KHARKOV, Ukraine, Feb.10 (JTA) Ukrainian Jews have filed a lawsuit against a state-financed publication for children for its recent publication of anti-Semitic slurs.
The articles have shocked Jews here because this city in eastern Ukraine has been stable and relatively free of anti-Semitism in recent years.
One article printed in the newspaper, which is run by a cultural group calling itself Enlightenment, said Jews have greatly exaggerated the number of Holocaust victims. The author also asks, “Is it possible to compare the nearly instant death in gas chambers to death from starvation?” a reference to the millions of Ukrainians who died in Soviet-induced famines in the 1930s.
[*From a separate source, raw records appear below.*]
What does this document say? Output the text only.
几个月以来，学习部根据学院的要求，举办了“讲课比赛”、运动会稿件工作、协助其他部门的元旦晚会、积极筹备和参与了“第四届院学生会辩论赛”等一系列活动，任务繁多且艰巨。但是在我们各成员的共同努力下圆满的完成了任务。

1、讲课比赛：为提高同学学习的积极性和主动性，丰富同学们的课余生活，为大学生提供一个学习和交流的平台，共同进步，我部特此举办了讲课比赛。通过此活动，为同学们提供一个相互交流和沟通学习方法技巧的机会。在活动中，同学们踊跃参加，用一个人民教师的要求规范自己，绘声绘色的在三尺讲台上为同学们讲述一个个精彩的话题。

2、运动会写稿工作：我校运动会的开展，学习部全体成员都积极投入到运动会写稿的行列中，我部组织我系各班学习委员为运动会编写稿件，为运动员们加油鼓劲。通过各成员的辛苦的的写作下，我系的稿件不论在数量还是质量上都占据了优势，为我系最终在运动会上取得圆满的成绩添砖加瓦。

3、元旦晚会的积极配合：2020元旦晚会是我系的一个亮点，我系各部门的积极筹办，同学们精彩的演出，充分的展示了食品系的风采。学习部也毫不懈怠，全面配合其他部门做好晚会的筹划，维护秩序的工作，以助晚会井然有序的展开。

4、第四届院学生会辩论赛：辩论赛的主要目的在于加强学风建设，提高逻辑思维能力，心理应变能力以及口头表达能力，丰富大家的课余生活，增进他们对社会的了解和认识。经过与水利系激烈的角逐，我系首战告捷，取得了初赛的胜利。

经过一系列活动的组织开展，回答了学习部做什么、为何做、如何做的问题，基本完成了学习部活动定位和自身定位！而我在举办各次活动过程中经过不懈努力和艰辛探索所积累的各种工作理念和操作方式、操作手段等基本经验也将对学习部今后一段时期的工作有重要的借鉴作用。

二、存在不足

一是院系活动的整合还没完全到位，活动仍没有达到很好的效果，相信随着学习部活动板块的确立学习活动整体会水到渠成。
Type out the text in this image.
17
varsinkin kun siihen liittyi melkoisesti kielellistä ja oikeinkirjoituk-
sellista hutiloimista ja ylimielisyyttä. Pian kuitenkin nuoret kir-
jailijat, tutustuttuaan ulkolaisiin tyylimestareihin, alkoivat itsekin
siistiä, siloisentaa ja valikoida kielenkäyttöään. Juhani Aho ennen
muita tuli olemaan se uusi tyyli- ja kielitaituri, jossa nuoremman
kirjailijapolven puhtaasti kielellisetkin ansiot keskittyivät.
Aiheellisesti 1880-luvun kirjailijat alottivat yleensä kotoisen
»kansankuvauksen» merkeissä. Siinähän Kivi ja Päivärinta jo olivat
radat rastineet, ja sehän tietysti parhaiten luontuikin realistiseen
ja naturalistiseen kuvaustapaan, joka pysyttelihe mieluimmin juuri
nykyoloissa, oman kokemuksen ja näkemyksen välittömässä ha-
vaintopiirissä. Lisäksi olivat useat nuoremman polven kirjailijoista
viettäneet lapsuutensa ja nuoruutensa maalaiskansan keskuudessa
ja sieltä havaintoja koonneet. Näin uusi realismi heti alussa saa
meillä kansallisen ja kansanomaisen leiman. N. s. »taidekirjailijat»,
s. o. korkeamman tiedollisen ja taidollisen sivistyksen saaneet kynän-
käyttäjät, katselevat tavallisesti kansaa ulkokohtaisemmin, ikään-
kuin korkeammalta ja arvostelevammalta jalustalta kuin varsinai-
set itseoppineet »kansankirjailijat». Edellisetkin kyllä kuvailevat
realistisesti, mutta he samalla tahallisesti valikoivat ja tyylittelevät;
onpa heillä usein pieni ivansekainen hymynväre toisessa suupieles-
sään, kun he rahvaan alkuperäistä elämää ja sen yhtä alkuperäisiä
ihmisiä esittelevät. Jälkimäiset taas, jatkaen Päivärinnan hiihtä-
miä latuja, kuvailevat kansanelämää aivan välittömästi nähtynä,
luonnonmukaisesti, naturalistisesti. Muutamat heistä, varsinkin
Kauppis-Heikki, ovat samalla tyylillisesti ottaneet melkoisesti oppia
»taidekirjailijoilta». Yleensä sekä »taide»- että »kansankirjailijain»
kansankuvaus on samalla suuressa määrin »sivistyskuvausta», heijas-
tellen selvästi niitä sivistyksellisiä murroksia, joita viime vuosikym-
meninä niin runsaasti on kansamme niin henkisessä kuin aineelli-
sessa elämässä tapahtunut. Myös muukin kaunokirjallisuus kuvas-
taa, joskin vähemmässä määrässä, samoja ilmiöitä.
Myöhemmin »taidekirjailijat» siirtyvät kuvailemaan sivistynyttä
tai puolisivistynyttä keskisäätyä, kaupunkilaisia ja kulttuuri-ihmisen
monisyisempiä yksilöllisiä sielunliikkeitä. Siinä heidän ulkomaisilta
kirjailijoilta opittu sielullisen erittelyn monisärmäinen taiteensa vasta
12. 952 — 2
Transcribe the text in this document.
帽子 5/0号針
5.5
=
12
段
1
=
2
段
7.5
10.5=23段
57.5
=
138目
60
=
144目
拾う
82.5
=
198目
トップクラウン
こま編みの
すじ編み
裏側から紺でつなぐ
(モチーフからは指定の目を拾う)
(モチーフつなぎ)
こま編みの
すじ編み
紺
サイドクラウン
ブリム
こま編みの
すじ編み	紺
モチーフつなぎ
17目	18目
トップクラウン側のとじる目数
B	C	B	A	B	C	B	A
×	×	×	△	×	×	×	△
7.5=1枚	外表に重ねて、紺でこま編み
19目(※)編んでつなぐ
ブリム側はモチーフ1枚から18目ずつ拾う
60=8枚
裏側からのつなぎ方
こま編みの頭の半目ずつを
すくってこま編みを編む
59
In a series of articles in the same newspaper, Jews are also accused of “working to destroy the morality and the economy of the Ukrainian people,” of a 300-year-long craving for “taking vengeance on the Ukrainians,” of starving millions of Ukrainian peasants to death during the Stalinist era and of conspiring to control contemporary political life in Ukraine.
“We consider this case to be not only Jewishly important, but internationally important as well because all citizens have to fight against ethnic hatred,” said Alexander Feldman, a local Jewish leader who serves as president of the Jewish Foundation of Ukraine.
Since Enlightenment is financed by the state, Ukrainian taxpayers, including Jews, paid for the publication of the articles. As a result, the Jewish community, which generally keeps a low profile, is reacting vocally.
The lawsuit by the Jewish Foundation asks a Kharkov district court to close Enlightenment and fine them $200,000 to be given to the Jewish community.
Leaders of Ukraine’s Jewish community, which numbers nearly 500,000, have also sent a letter protesting the articles to Ukraine’s president, Leonid Kuchma. Kuchma’s office responded that they would take unspecified measures against the group, according to Feldman.
The court is expected to consider the case at the beginning of March.